Fujishige came on board in 1992 after serving as director of Blue Heron Support Services in Barrhead, when Transitions was still located in office space above the Grandin mall. At that time, the approximately 40 Transitions employees provided support services to about a dozen adults and fewer than 100 children.
Since then, the organization has grown to about 250 employees supporting 100 adults and more than 200 children. Fujishige attributes that growth in part to the overall population growth in the St. Albert area, but also to increased awareness of available support services and medical advances that have helped some people with special needs live longer.
One of the biggest growth areas in terms of service delivery has been with respect to housing supports. Transitions still owns and maintains one group home, which it bought in the early 1980s, but the growth in housing supports has been focused on working with other individuals and groups to secure housing instead of grouping special needs people together.
“We need to move away from providing spaces for people, because it becomes a crutch,” Fujishige said. “We’re putting people together instead of getting them out there in the community.”

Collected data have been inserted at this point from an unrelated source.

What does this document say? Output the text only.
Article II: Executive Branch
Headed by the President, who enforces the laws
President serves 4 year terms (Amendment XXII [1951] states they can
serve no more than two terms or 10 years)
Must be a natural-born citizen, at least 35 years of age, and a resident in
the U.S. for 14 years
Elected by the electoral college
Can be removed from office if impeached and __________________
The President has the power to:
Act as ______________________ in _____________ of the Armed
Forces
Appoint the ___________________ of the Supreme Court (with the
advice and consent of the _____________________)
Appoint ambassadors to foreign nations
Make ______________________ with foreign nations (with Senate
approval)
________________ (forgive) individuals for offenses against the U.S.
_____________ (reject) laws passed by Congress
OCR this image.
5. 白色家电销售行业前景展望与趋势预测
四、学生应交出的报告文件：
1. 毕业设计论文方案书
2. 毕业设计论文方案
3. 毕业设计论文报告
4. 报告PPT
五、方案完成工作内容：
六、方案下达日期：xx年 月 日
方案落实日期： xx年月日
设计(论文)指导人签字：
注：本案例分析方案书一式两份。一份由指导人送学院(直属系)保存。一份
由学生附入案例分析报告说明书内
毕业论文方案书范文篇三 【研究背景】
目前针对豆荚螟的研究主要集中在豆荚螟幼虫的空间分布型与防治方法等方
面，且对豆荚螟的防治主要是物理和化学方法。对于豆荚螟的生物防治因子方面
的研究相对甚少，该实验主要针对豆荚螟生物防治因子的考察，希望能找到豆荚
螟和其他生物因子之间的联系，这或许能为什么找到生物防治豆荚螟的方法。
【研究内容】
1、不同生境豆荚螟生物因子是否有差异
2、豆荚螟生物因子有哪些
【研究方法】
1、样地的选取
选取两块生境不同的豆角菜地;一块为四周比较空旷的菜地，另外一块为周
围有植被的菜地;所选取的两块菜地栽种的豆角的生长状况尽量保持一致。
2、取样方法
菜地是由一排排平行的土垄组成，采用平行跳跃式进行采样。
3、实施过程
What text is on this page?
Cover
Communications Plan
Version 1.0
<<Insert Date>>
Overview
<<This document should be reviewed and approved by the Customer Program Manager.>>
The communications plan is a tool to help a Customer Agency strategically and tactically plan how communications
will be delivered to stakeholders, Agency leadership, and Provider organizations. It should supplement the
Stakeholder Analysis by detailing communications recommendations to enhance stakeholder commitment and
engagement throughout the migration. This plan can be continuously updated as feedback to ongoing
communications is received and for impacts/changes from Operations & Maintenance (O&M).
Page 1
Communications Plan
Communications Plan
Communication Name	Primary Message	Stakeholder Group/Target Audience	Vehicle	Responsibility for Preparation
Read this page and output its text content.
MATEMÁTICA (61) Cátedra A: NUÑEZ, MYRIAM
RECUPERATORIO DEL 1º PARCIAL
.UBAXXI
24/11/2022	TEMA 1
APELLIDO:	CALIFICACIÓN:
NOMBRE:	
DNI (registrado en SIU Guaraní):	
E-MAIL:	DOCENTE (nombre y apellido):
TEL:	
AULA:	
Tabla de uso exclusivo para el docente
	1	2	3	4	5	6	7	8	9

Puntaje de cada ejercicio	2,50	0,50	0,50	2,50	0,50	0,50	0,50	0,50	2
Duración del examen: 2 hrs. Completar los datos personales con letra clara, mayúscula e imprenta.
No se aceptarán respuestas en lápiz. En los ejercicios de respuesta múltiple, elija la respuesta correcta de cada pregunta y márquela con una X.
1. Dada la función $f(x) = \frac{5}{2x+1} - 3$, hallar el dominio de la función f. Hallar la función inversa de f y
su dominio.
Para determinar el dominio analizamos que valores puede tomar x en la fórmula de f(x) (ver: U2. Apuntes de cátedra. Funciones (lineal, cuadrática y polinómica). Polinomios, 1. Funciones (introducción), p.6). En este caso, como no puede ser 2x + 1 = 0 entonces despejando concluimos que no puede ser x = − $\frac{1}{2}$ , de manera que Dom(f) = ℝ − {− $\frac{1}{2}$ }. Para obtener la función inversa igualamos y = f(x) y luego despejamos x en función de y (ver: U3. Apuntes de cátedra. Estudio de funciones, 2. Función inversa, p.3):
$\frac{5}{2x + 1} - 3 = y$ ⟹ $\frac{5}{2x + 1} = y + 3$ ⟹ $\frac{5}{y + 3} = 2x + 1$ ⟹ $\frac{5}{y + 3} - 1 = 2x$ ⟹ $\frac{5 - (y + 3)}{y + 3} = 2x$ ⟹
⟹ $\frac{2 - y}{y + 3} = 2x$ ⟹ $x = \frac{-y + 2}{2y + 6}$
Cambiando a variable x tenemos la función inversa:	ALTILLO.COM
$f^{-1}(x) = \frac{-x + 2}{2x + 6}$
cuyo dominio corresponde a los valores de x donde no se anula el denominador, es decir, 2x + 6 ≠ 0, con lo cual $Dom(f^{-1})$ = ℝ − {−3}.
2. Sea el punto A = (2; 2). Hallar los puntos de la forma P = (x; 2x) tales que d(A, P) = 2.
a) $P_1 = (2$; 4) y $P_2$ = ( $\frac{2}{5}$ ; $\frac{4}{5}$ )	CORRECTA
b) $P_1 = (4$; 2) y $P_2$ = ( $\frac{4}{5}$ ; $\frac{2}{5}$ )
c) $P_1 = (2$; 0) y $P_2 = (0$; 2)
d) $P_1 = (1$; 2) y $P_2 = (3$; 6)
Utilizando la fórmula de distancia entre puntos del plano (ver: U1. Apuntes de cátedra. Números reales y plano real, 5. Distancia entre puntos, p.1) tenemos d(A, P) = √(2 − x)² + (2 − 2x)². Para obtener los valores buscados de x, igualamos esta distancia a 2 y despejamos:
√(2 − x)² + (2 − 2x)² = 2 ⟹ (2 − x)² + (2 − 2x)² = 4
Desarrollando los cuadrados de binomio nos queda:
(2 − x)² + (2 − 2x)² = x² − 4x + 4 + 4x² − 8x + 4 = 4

To that end, he said Transitions has worked behind the scenes with groups like the St. Albert Housing Society to ensure appropriate accommodations are available in new housing developments.
A notable success was opening the new office space in the Campbell Business Park, which Transitions owns rather than renting, providing a clear indication that Transitions will continue to support people in St. Albert for many years to come.
“It’s nice to be able to build something that is more permanent here,” Fujishige said. “It gives you a sense of stability, and puts a stamp that we’re here working in St. Albert and we’re committed for the long haul.”
One of the biggest successes as he sees it, though, comes down to the individual people he’s worked with over the years, both in terms of staff and the people Transitions supports.
“It’s just been such a treat to watch different people find their way in a community, be more active and involved, having a good life they aspire to,” he said. “That’s really why I’ve stayed for 24 years.”
In terms of the next steps, Fujishige said he would likely continue working in the disability services sector in some capacity.
As for Transitions, Dawson said the board has hired a new executive director, Craig Brown, who will be moving from Revelstoke to take over the job on Aug. 31.
“Paul is hard to replace, but as we approach this milestone for Transitions, we feel that we have found the right leader in Craig Brown,” he said.